The same figures for the Midwest were 79 percent and 22 percent, and for the Northeast 74 percent and 23 percent.
The researchers found that nearly half of all black studies units, or 49 percent, use terms in their unit names such as “Africana,” “African and African American,” or “Pan-African” that reflect the larger African diaspora or the different waves of Africa-descended peoples who have come to the U.S. The highest percentage was in the Northeast, at 65 percent, which the researchers suggested might be due to recent immigration into those states. “National” names – including African American, Afro-American or Black – are used by 32 percent of all programs.
They also found that 46 percent of black studies unit heads were women, showing that these units “have been as successful as any in higher education in recognizing and promoting gender equity in their leadership,” Bailey said.
In addition, the researchers found that 53 percent of units were located on campuses that also had Latino studies units. Bailey described this finding as “essential,” given changing demographics and the need to build coalitions between blacks and Latinos in the larger society.
Gauging the state of black studies in its broad, historical context is important, Bailey said, because its influence has often gone beyond its size.

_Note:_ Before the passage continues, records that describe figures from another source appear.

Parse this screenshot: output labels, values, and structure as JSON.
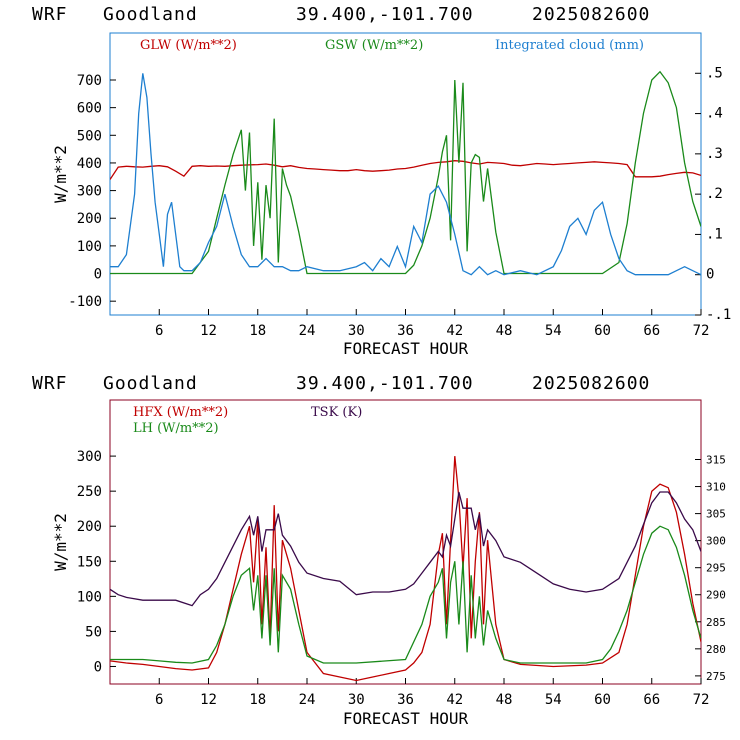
{
  "colors": {
    "glw": "#c00000",
    "gsw": "#1a8a1a",
    "cloud": "#1e7fd0",
    "hfx": "#c00000",
    "lh": "#1a8a1a",
    "tsk": "#3a0a4a",
    "frame_top": "#1e7fd0",
    "frame_bottom": "#8b0020"
  },
  "chart_data": [
    {
      "type": "line",
      "header": {
        "model": "WRF",
        "site": "Goodland",
        "coords": "39.400,-101.700",
        "init": "2025082600"
      },
      "xlabel": "FORECAST HOUR",
      "ylabel": "W/m**2",
      "xlim": [
        0,
        72
      ],
      "ylim": [
        -150,
        870
      ],
      "y2lim": [
        -0.1,
        0.6
      ],
      "xticks": [
        "6",
        "12",
        "18",
        "24",
        "30",
        "36",
        "42",
        "48",
        "54",
        "60",
        "66",
        "72"
      ],
      "yticks": [
        "-100",
        "0",
        "100",
        "200",
        "300",
        "400",
        "500",
        "600",
        "700"
      ],
      "y2ticks": [
        "-.1",
        "0",
        ".1",
        ".2",
        ".3",
        ".4",
        ".5"
      ],
      "legend": [
        "GLW (W/m**2)",
        "GSW (W/m**2)",
        "Integrated cloud (mm)"
      ],
      "series": [
        {
          "name": "GLW (W/m**2)",
          "axis": "left",
          "x": [
            0,
            1,
            2,
            3,
            4,
            5,
            6,
            7,
            8,
            9,
            10,
            11,
            12,
            13,
            14,
            15,
            16,
            17,
            18,
            19,
            20,
            21,
            22,
            23,
            24,
            25,
            26,
            27,
            28,
            29,
            30,
            31,
            32,
            33,
            34,
            35,
            36,
            37,
            38,
            39,
            40,
            41,
            42,
            43,
            44,
            45,
            46,
            47,
            48,
            49,
            50,
            51,
            52,
            53,
            54,
            55,
            56,
            57,
            58,
            59,
            60,
            61,
            62,
            63,
            64,
            65,
            66,
            67,
            68,
            69,
            70,
            71,
            72
          ],
          "y": [
            340,
            385,
            388,
            386,
            385,
            388,
            390,
            386,
            370,
            352,
            388,
            390,
            388,
            389,
            388,
            390,
            392,
            393,
            394,
            396,
            392,
            386,
            390,
            384,
            380,
            378,
            376,
            374,
            372,
            372,
            376,
            372,
            370,
            372,
            374,
            378,
            380,
            385,
            392,
            398,
            402,
            404,
            408,
            406,
            400,
            396,
            402,
            400,
            398,
            392,
            390,
            394,
            398,
            396,
            394,
            396,
            398,
            400,
            402,
            404,
            402,
            400,
            398,
            394,
            350,
            350,
            350,
            352,
            358,
            362,
            366,
            364,
            355
          ]
        },
        {
          "name": "GSW (W/m**2)",
          "axis": "left",
          "x": [
            0,
            5,
            10,
            12,
            13,
            14,
            15,
            16,
            16.5,
            17,
            17.5,
            18,
            18.5,
            19,
            19.5,
            20,
            20.5,
            21,
            21.5,
            22,
            23,
            24,
            30,
            36,
            37,
            38,
            39,
            40,
            40.5,
            41,
            41.5,
            42,
            42.5,
            43,
            43.5,
            44,
            44.5,
            45,
            45.5,
            46,
            47,
            48,
            54,
            60,
            62,
            63,
            64,
            65,
            66,
            67,
            68,
            69,
            70,
            71,
            72
          ],
          "y": [
            0,
            0,
            0,
            80,
            200,
            320,
            430,
            520,
            300,
            510,
            100,
            330,
            50,
            320,
            200,
            560,
            40,
            380,
            320,
            280,
            150,
            0,
            0,
            0,
            30,
            100,
            200,
            350,
            440,
            500,
            120,
            700,
            400,
            690,
            80,
            400,
            430,
            420,
            260,
            380,
            150,
            0,
            0,
            0,
            40,
            180,
            400,
            580,
            700,
            730,
            690,
            600,
            400,
            260,
            170
          ]
        },
        {
          "name": "Integrated cloud (mm)",
          "axis": "right",
          "x": [
            0,
            1,
            2,
            3,
            3.5,
            4,
            4.5,
            5,
            5.5,
            6,
            6.5,
            7,
            7.5,
            8,
            8.5,
            9,
            10,
            11,
            12,
            13,
            14,
            15,
            16,
            17,
            18,
            19,
            20,
            21,
            22,
            23,
            24,
            26,
            28,
            30,
            31,
            32,
            33,
            34,
            35,
            36,
            37,
            38,
            39,
            40,
            41,
            42,
            43,
            44,
            45,
            46,
            47,
            48,
            50,
            52,
            54,
            55,
            56,
            57,
            58,
            59,
            60,
            61,
            62,
            63,
            64,
            66,
            68,
            69,
            70,
            71,
            72
          ],
          "y": [
            0.02,
            0.02,
            0.05,
            0.2,
            0.4,
            0.5,
            0.44,
            0.3,
            0.18,
            0.1,
            0.02,
            0.15,
            0.18,
            0.1,
            0.02,
            0.01,
            0.01,
            0.03,
            0.08,
            0.12,
            0.2,
            0.12,
            0.05,
            0.02,
            0.02,
            0.04,
            0.02,
            0.02,
            0.01,
            0.01,
            0.02,
            0.01,
            0.01,
            0.02,
            0.03,
            0.01,
            0.04,
            0.02,
            0.07,
            0.02,
            0.12,
            0.08,
            0.2,
            0.22,
            0.18,
            0.1,
            0.01,
            0.0,
            0.02,
            0.0,
            0.01,
            0.0,
            0.01,
            0.0,
            0.02,
            0.06,
            0.12,
            0.14,
            0.1,
            0.16,
            0.18,
            0.1,
            0.04,
            0.01,
            0.0,
            0.0,
            0.0,
            0.01,
            0.02,
            0.01,
            0.0
          ]
        }
      ]
    },
    {
      "type": "line",
      "header": {
        "model": "WRF",
        "site": "Goodland",
        "coords": "39.400,-101.700",
        "init": "2025082600"
      },
      "xlabel": "FORECAST HOUR",
      "ylabel": "W/m**2",
      "xlim": [
        0,
        72
      ],
      "ylim": [
        -25,
        380
      ],
      "y2lim": [
        273.5,
        326
      ],
      "xticks": [
        "6",
        "12",
        "18",
        "24",
        "30",
        "36",
        "42",
        "48",
        "54",
        "60",
        "66",
        "72"
      ],
      "yticks": [
        "0",
        "50",
        "100",
        "150",
        "200",
        "250",
        "300"
      ],
      "y2ticks": [
        "275",
        "280",
        "285",
        "290",
        "295",
        "300",
        "305",
        "310",
        "315"
      ],
      "legend": [
        "HFX (W/m**2)",
        "LH  (W/m**2)",
        "TSK (K)"
      ],
      "series": [
        {
          "name": "HFX (W/m**2)",
          "axis": "left",
          "x": [
            0,
            2,
            4,
            6,
            8,
            10,
            12,
            13,
            14,
            15,
            16,
            17,
            17.5,
            18,
            18.5,
            19,
            19.5,
            20,
            20.5,
            21,
            22,
            23,
            24,
            26,
            28,
            30,
            32,
            34,
            36,
            37,
            38,
            39,
            40,
            40.5,
            41,
            41.5,
            42,
            42.5,
            43,
            43.5,
            44,
            44.5,
            45,
            45.5,
            46,
            47,
            48,
            50,
            54,
            58,
            60,
            62,
            63,
            64,
            65,
            66,
            67,
            68,
            69,
            70,
            71,
            72
          ],
          "y": [
            8,
            5,
            3,
            0,
            -3,
            -5,
            -2,
            20,
            60,
            110,
            160,
            200,
            120,
            210,
            60,
            170,
            40,
            230,
            50,
            180,
            140,
            80,
            20,
            -10,
            -15,
            -20,
            -15,
            -10,
            -5,
            5,
            20,
            60,
            160,
            190,
            60,
            180,
            300,
            240,
            140,
            240,
            40,
            150,
            220,
            60,
            180,
            60,
            10,
            3,
            0,
            2,
            5,
            20,
            60,
            130,
            200,
            250,
            260,
            255,
            220,
            160,
            90,
            35
          ]
        },
        {
          "name": "LH  (W/m**2)",
          "axis": "left",
          "x": [
            0,
            2,
            4,
            6,
            8,
            10,
            12,
            13,
            14,
            15,
            16,
            17,
            17.5,
            18,
            18.5,
            19,
            19.5,
            20,
            20.5,
            21,
            22,
            23,
            24,
            26,
            30,
            36,
            38,
            39,
            40,
            40.5,
            41,
            41.5,
            42,
            42.5,
            43,
            43.5,
            44,
            44.5,
            45,
            45.5,
            46,
            47,
            48,
            50,
            54,
            58,
            60,
            61,
            62,
            63,
            64,
            65,
            66,
            67,
            68,
            69,
            70,
            71,
            72
          ],
          "y": [
            10,
            10,
            10,
            8,
            6,
            5,
            10,
            30,
            60,
            100,
            130,
            140,
            80,
            130,
            40,
            130,
            30,
            140,
            20,
            130,
            110,
            60,
            15,
            5,
            5,
            10,
            60,
            100,
            120,
            140,
            40,
            120,
            150,
            60,
            150,
            20,
            130,
            40,
            100,
            30,
            80,
            40,
            10,
            5,
            5,
            5,
            10,
            25,
            50,
            80,
            120,
            160,
            190,
            200,
            195,
            170,
            130,
            80,
            40
          ]
        },
        {
          "name": "TSK (K)",
          "axis": "right",
          "x": [
            0,
            1,
            2,
            4,
            6,
            8,
            10,
            11,
            12,
            13,
            14,
            15,
            16,
            17,
            17.5,
            18,
            18.5,
            19,
            20,
            20.5,
            21,
            22,
            23,
            24,
            26,
            28,
            30,
            32,
            34,
            36,
            37,
            38,
            39,
            40,
            40.5,
            41,
            41.5,
            42,
            42.5,
            43,
            44,
            44.5,
            45,
            45.5,
            46,
            47,
            48,
            50,
            52,
            54,
            56,
            58,
            60,
            62,
            63,
            64,
            65,
            66,
            67,
            68,
            69,
            70,
            71,
            72
          ],
          "y": [
            291,
            290,
            289.5,
            289,
            289,
            289,
            288,
            290,
            291,
            293,
            296,
            299,
            302,
            304.5,
            301,
            304.5,
            298,
            302,
            302,
            305,
            301,
            299,
            296,
            294,
            293,
            292.5,
            290,
            290.5,
            290.5,
            291,
            292,
            294,
            296,
            298,
            297,
            301,
            299,
            304,
            309,
            306,
            306,
            302,
            305,
            299,
            302,
            300,
            297,
            296,
            294,
            292,
            291,
            290.5,
            291,
            293,
            296,
            299,
            303,
            307,
            309,
            309,
            307,
            304,
            302,
            298
          ]
        }
      ]
    }
  ]
}
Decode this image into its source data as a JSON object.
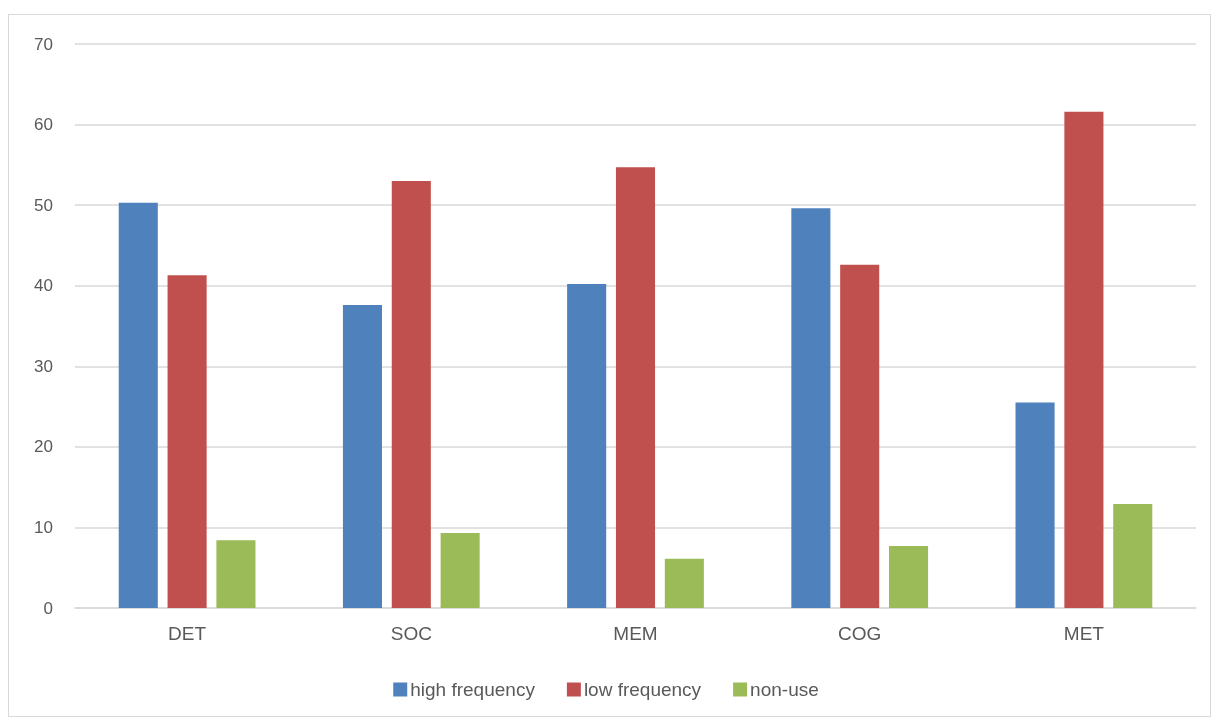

“Many people assume that black studies was simply a political response to the turmoil of the 1960s,” Bailey said. “What is not fully appreciated is that black studies also spurred and inspired many significant transformations in higher education. For instance, it produced one of the first big discussions of interdisciplinary scholarship, and of what is now known as service learning. It is a discipline and field connected by countless threads to communities and to other disciplines and arenas of scholarship in higher education, both in the U.S. and around the world.”